To get to the fair grounds I had to take the bus and then walk all the way to the end of the fairground to the Cattle Barn. From the entrance to the Cattle Barn--they are on the complete opposite sides of each other. So, I already had to do a lot of walking before my shifts even started. Which during our shifts sometimes they would ask us to go to different parts of the fair to pick up things for the Cattle Barn--which adds even more walking.

Me working at the State Fair that year was like the first time I had ever really gone there and experienced the fair. A few years before I went to the fair but only to go to a concert with my mom. We didn’t do anything else really. And that is on me--I don’t enjoy fairs. They are crowded, expensive and nasty.

Everyday at the fair I would walk about 7-15 miles. I also wasn’t eating. That’s how I lost the weight. I would eat breakfast in the morning. And during my lunch break I would eat like a granola bar or some sort of cheese/milk product that they were giving out for free outside of the Cattle Barn. And I don’t remember eating much for supper. I think I would just sleep when I got home because I was so exhausted and had no nutrition. I took that opportunity of working at the fair and walking so much to loose the weight. Not because I needed to but Ed told me that I could and that I had to.

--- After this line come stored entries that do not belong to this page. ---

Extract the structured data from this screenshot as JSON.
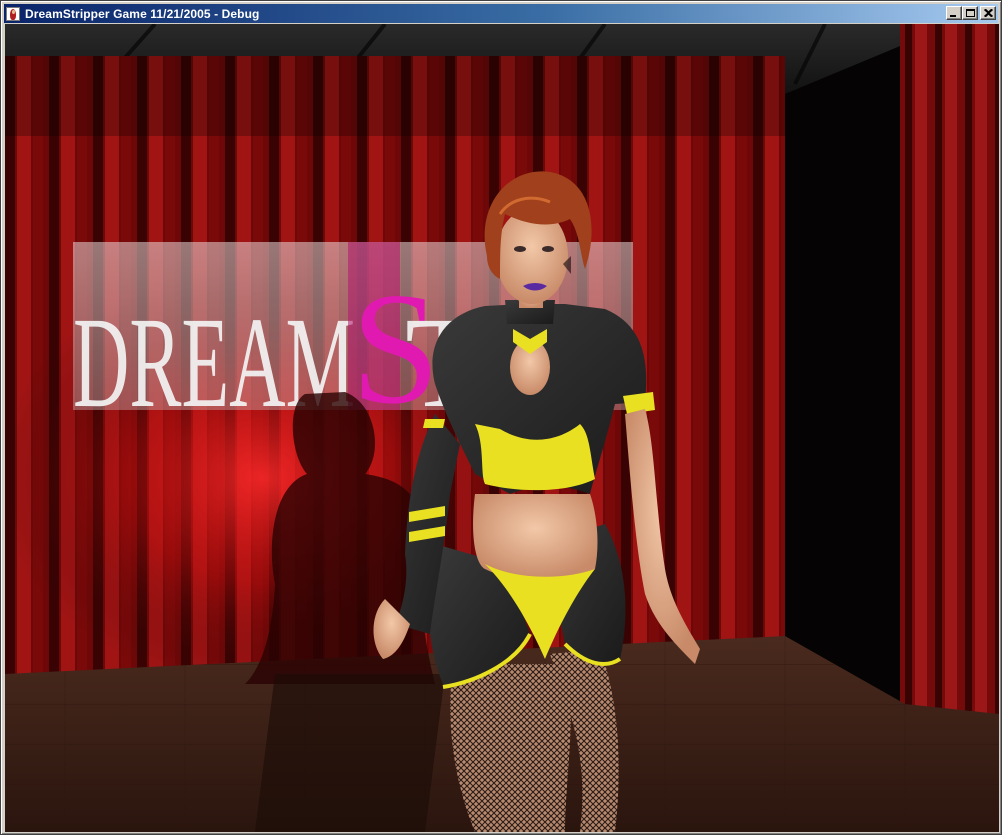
{
  "window": {
    "title": "DreamStripper Game 11/21/2005 - Debug",
    "icon": "app-portrait-icon",
    "controls": {
      "minimize_icon": "minimize-icon",
      "maximize_icon": "maximize-icon",
      "close_icon": "close-icon"
    }
  },
  "scene": {
    "sign_text": {
      "part1": "DREAM",
      "part2": "S",
      "part3": "TR"
    },
    "colors": {
      "curtain_red": "#8a0a0a",
      "floor_brown": "#3d2218",
      "sign_magenta": "#d01aa0",
      "outfit_black": "#2a2a2a",
      "outfit_yellow": "#e8e020",
      "hair_auburn": "#a0401c",
      "title_bar_blue": "#0a246a"
    }
  }
}
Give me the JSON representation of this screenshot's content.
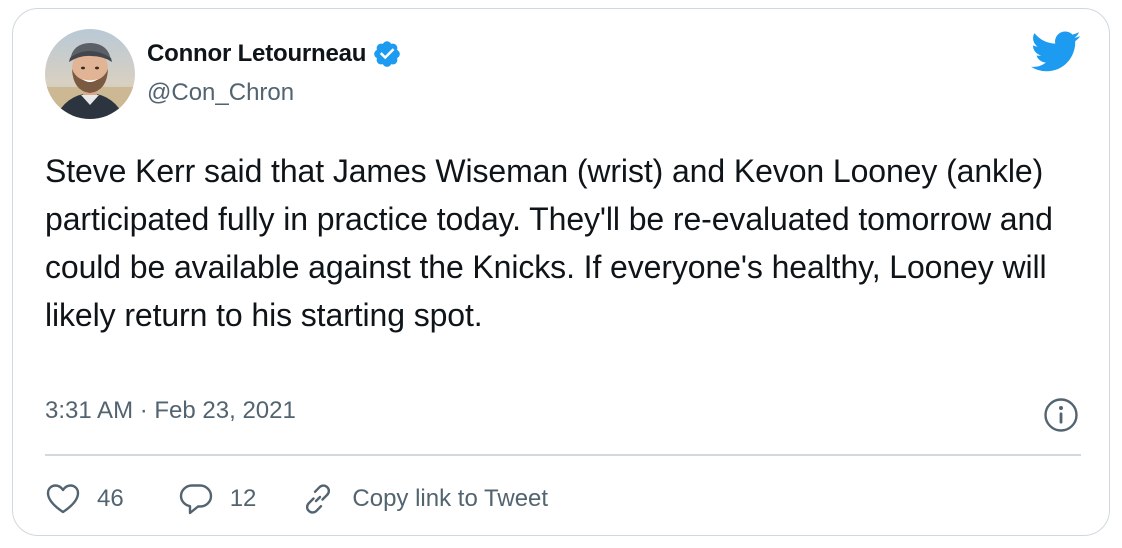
{
  "author": {
    "name": "Connor Letourneau",
    "handle": "@Con_Chron",
    "verified": true
  },
  "tweet": {
    "text": "Steve Kerr said that James Wiseman (wrist) and Kevon Looney (ankle) participated fully in practice today. They'll be re-evaluated tomorrow and could be available against the Knicks. If everyone's healthy, Looney will likely return to his starting spot.",
    "timestamp": "3:31 AM · Feb 23, 2021"
  },
  "actions": {
    "likes": "46",
    "replies": "12",
    "copy_link": "Copy link to Tweet"
  },
  "icons": {
    "brand": "twitter-bird-icon",
    "verified": "verified-badge-icon",
    "info": "info-icon",
    "like": "heart-icon",
    "reply": "reply-icon",
    "link": "link-icon"
  },
  "colors": {
    "brand_blue": "#1d9bf0",
    "text": "#0f1419",
    "secondary": "#536471",
    "border": "#cfd9de"
  }
}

At that time in my life, fighting Ed was so difficult that I just continued to give in. That seemed like the easiest thing to do at the time. My depression was terrible and I wanted to start my senior year at Hamline thin.

So, within that 10 day period of working at the State Fair I lost 15-20 pounds. And I was so proud of myself for being able to work that hard. I thought that feeling that terrible to look “good” was worth it. I was wrong. At the beginning of all of my semesters at Hamline. I always got super sick. And that’s because I would always starve myself or “work out.” Which my version of working out is just long walks. Because I can’t really work out with a tachy heart.

I ended up gaining the weight back and more. I gained “a lot” of weight during my senior year and then my Ed got even worse. Then I was diagnosed the summer after graduation.

People that know me, may think that I am thin and always have been. Some probably don’t even notice when and if I have lost or gained weight. But I always notice. And I don’t even have a scale to weigh myself--because if I did...I wouldn’t be in recovery.